Oh. It's very hard.
If my situation were not so dire, the little set of dishes above would be well on it's way to me, as we speak. I've been looking for a complete set for a while now (I just have the bowls--boy and girl) and I'm telling you, this is really the stuff my dreams are made of. Since it cannot be mine, what's the next best thing? Share it with you! Maybe one of you all would be inclined to give it a sweet home. Maybe not! Maybe it'll just make you smile.
All these sweet goods are from a shop called Urban Artifacts, a very, very cool selection of vintage finds from Coeur d'Alene (showing my considerable geographical ignorance here--I don't know where that is, but they've got great thrift shops, evidently?).
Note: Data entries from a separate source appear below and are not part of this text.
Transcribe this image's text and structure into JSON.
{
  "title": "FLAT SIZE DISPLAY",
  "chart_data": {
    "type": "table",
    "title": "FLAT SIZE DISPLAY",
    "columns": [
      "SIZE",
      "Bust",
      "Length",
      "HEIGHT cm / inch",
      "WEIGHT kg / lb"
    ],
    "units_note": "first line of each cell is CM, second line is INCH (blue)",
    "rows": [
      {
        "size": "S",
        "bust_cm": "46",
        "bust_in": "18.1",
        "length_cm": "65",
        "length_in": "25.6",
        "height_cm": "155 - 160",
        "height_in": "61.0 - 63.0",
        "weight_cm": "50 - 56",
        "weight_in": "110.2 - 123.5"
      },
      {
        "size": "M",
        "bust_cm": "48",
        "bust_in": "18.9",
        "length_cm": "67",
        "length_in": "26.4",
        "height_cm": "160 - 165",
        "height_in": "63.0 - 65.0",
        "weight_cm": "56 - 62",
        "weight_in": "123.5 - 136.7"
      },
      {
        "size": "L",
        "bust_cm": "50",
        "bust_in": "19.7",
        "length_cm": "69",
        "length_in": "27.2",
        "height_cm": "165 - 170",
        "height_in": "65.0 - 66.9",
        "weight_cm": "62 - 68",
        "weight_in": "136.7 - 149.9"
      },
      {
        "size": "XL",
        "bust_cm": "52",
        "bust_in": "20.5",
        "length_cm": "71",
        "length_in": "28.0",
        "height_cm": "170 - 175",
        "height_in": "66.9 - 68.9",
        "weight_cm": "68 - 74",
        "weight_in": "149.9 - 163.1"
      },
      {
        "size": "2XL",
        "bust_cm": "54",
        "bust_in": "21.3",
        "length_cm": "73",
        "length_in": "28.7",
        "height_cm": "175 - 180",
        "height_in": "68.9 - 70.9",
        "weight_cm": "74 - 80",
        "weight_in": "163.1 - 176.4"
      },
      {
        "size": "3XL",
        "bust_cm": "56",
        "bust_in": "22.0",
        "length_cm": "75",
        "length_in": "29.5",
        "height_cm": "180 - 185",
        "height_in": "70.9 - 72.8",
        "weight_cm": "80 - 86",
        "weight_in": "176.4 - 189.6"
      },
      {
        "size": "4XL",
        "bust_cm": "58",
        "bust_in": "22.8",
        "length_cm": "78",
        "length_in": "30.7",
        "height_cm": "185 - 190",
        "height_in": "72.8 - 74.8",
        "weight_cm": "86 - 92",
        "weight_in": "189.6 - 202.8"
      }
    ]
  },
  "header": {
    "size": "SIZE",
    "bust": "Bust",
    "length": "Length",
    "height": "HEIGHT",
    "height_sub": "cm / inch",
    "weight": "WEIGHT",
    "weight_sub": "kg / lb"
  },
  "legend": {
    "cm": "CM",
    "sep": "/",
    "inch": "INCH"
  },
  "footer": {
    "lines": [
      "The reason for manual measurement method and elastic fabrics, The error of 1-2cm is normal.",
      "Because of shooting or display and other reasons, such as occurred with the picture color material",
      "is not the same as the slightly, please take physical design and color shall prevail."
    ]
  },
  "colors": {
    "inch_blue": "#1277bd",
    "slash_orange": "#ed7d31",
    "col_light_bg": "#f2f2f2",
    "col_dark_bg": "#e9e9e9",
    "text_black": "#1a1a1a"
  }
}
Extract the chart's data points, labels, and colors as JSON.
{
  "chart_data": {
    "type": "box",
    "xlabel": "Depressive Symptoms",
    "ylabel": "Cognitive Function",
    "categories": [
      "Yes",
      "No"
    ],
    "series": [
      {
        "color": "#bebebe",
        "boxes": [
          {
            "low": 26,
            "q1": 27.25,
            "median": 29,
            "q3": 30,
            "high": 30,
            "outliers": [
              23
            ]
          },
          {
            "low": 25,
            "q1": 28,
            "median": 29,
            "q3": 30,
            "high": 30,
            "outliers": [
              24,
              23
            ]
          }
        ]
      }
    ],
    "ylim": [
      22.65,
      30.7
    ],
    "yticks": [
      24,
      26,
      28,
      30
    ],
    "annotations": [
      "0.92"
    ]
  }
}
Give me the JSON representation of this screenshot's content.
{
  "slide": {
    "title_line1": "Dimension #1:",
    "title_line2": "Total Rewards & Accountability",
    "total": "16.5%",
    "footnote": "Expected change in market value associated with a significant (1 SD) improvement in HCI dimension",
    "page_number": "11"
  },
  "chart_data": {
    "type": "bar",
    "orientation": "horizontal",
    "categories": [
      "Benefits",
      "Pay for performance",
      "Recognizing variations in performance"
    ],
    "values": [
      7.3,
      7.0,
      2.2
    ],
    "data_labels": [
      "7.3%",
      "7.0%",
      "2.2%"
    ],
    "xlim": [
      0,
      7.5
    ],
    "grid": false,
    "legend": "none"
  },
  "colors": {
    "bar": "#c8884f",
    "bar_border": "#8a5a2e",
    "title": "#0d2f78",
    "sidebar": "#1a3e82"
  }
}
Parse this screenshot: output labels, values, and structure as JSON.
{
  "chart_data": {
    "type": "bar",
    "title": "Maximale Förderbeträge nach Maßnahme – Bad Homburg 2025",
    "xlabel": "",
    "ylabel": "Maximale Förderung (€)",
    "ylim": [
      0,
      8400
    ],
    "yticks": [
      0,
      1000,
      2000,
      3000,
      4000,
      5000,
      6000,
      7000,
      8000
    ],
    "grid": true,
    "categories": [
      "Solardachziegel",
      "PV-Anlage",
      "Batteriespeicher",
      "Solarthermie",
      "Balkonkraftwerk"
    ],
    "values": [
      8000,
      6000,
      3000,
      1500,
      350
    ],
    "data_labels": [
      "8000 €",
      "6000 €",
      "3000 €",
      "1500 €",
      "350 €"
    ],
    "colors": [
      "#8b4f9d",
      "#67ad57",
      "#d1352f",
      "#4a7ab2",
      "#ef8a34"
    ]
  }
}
Sweetness. Have a peek, if you like!
By the by, on the note of "simplifying my expenditures" (my new euphemism for our current lifestyle adjustments, which in itself is a euphemism for "a really crappy turn of events")--I do not wish to give the impression that I am handling this whole thing with the patience of a saint. In fact, I came home from work on Thursday night practically spitting (verbal) nails at my husband, simply because he was the only one at whom I could safely spit them. Sometimes, I'm just really, really angry. And sad. And scared.
Luckily, the next day I apologized (he was great about it, as usual) and my equilibrium had returned. But, as my family will tell you, while I have been handling things better than some might, I suppose (?), I know I'm not perfect, in any way. I'm just me, and that means human and whiny and even--dare I say it--a trifle bitchy, on occasion. But that's okay, too. Part of the process, I suppose. Just didn't want anyone to think I'm always "brave" or "strong" or "courageous"...It just ain't so.
Thanks for reading. Have a lovely, lovely weekend, all!